The Railway Board has taken charge of the Rs 1,500 crore Vande Bharat project, and will float the tender shortly, after Integral Coach Factory (ICF) failed three times to bid out the train set manufacturing contract.
The first two Vande Bharat train sets were successfully manufactured at the Chennai-based ICF.
“The Board took a conscious decision to take the initiative after the repeated failures on the part of ICF on the tendering process. Moreover, the ICF along with two other production units would be involved in manufacturing the train set after the tender was awarded,” said a senior Railway Ministry official.
The last tender was floated on 22 December 2019 by the ICF and was opened on 11 July and finally discharged on 21 August. It was the third attempt for floating the tender, which was subsequently discharged as the production of the Vande Bharat, also known as Train 18, has been mired in controversy.
The railways maintained that the tender for 44 Vande Bharat train sets was cancelled to maintain transparency as some bidders had revealed financial details of their offer even before clearing the technical evaluation.
“While evaluating the technical bids, the tender committee noticed that some of the details of the financial offer have been wrongly revealed. Financial bids of only those bidders are opened who qualify in the technical bids,” Railway Board Chairman V K Yadav had said after cancellation of the tender.
The railways maintained that in order to have complete transparency, while evaluating the technical bids, financial bids are not available to the tender evaluation committee to enable “evaluation purely on technical conditions”.
In the latest cancelled tender, Chinese state-owned CRRC Corporation, in a joint venture with an Indian firm, was among six companies in the race to bag an over Rs 1,500 crore Vande Bharat train project.
Apart from the Chinese, no other major global player came forward to participate in the train set project initiated by Indian Railways to introduce world class service for passengers.
“The fresh tender will have provision to manufacture Vande Bharat train set at all the three production units of the railways — ICF at Chennai, MCF at Rae Bareli and RCF at Kapurthala.

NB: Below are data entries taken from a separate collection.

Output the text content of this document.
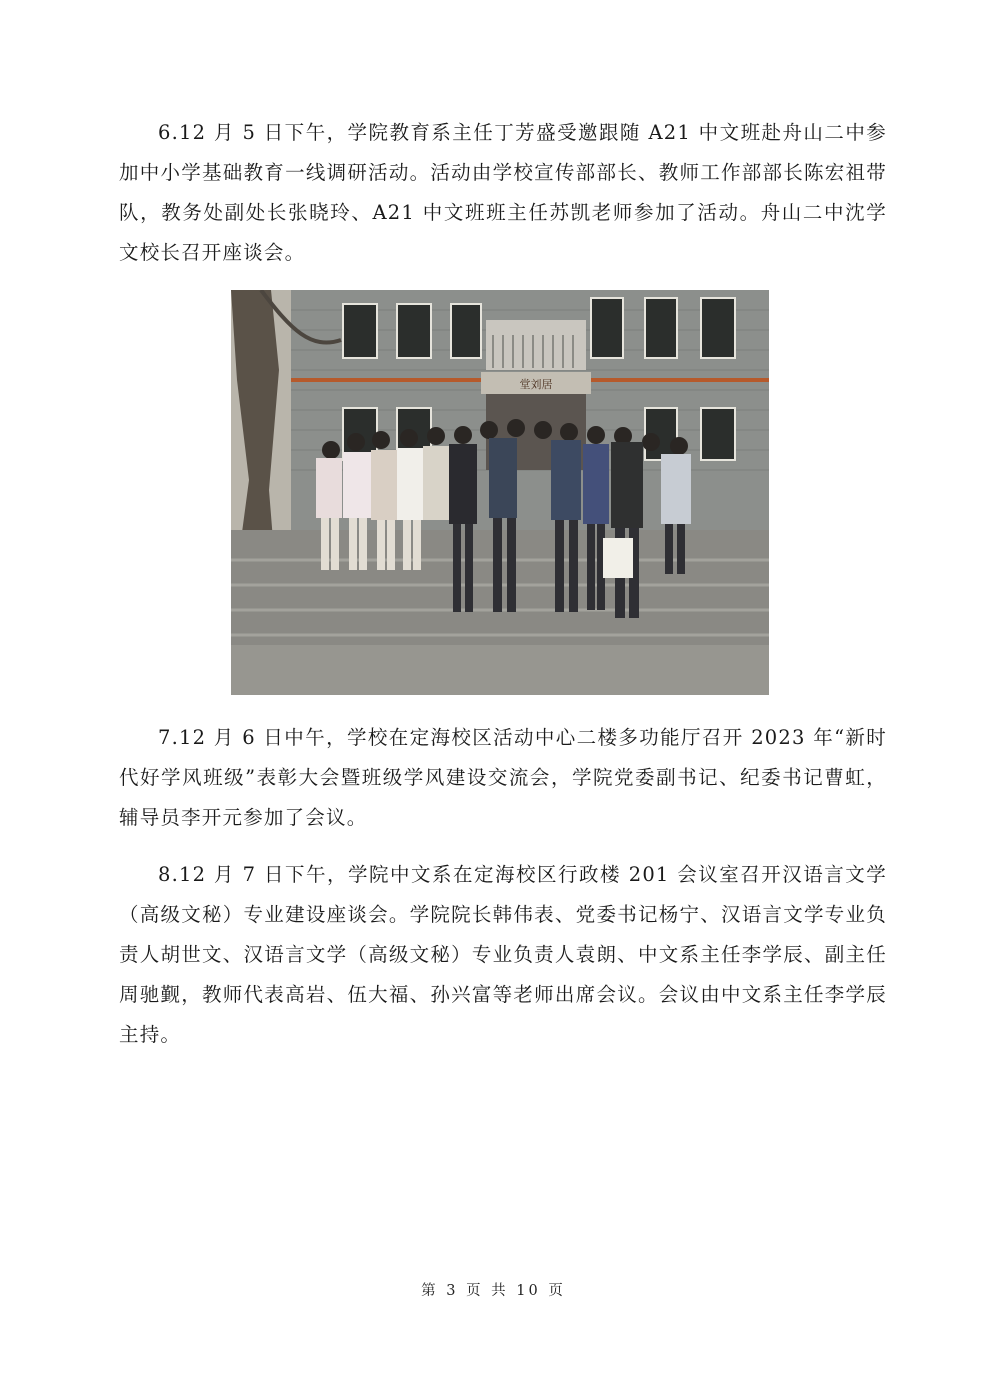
6.12 月 5 日下午，学院教育系主任丁芳盛受邀跟随 A21 中文班赴舟山二中参加中小学基础教育一线调研活动。活动由学校宣传部部长、教师工作部部长陈宏祖带队，教务处副处长张晓玲、A21 中文班班主任苏凯老师参加了活动。舟山二中沈学文校长召开座谈会。

堂刘居

7.12 月 6 日中午，学校在定海校区活动中心二楼多功能厅召开 2023 年“新时代好学风班级”表彰大会暨班级学风建设交流会，学院党委副书记、纪委书记曹虹，辅导员李开元参加了会议。

8.12 月 7 日下午，学院中文系在定海校区行政楼 201 会议室召开汉语言文学（高级文秘）专业建设座谈会。学院院长韩伟表、党委书记杨宁、汉语言文学专业负责人胡世文、汉语言文学（高级文秘）专业负责人袁朗、中文系主任李学辰、副主任周驰觐，教师代表高岩、伍大福、孙兴富等老师出席会议。会议由中文系主任李学辰主持。

第 3 页 共 10 页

The timeline for manufacturing them will be compressed,” Yadav had said.
It would take about two years to develop the prototype after getting the contract, which the successful bidder would have to roll out by 2023, if the contract is awarded by December this year.
After the cancellation of the tender for manufacturing 44 semi-high speed Vande Bharat train sets, the railways has said in a statement that a fresh tender will be floated within a week as per revised public procurement norms, giving preference to local suppliers.
“Fresh tender will be floated within a week as per Revised Public Procurement (preference to Make in India) order,” the railways has said.
Vande Bharat trains are indigenous electric multiple units and the first train set with world class facilities was rolled out in a record time of 18 months by the ICF.
Currently, two Vande Bharat trains manufactured indigenously at ICF are operational between Delhi-Varanasi and Delhi-Katra.
The first 16-coach Vande Bharat Express, the locomotive-less train between Delhi and Varanasi was flagged off by Prime Minister Narendra Modi on 15 February.
Manufactured at an estimated cost of Rs 100 crore, the Vande Bharat service is equipped with top notch facilities, such as automatic doors, Wi-Fi availability and CCTV cameras and many other advanced features.
Expected to replace the Shatabdi service in a gradual manner, Vande Bharat also has GPS-based passenger information systems, modular toilets with bio-vacuum systems and rotational seats that can be aligned in the direction of travel.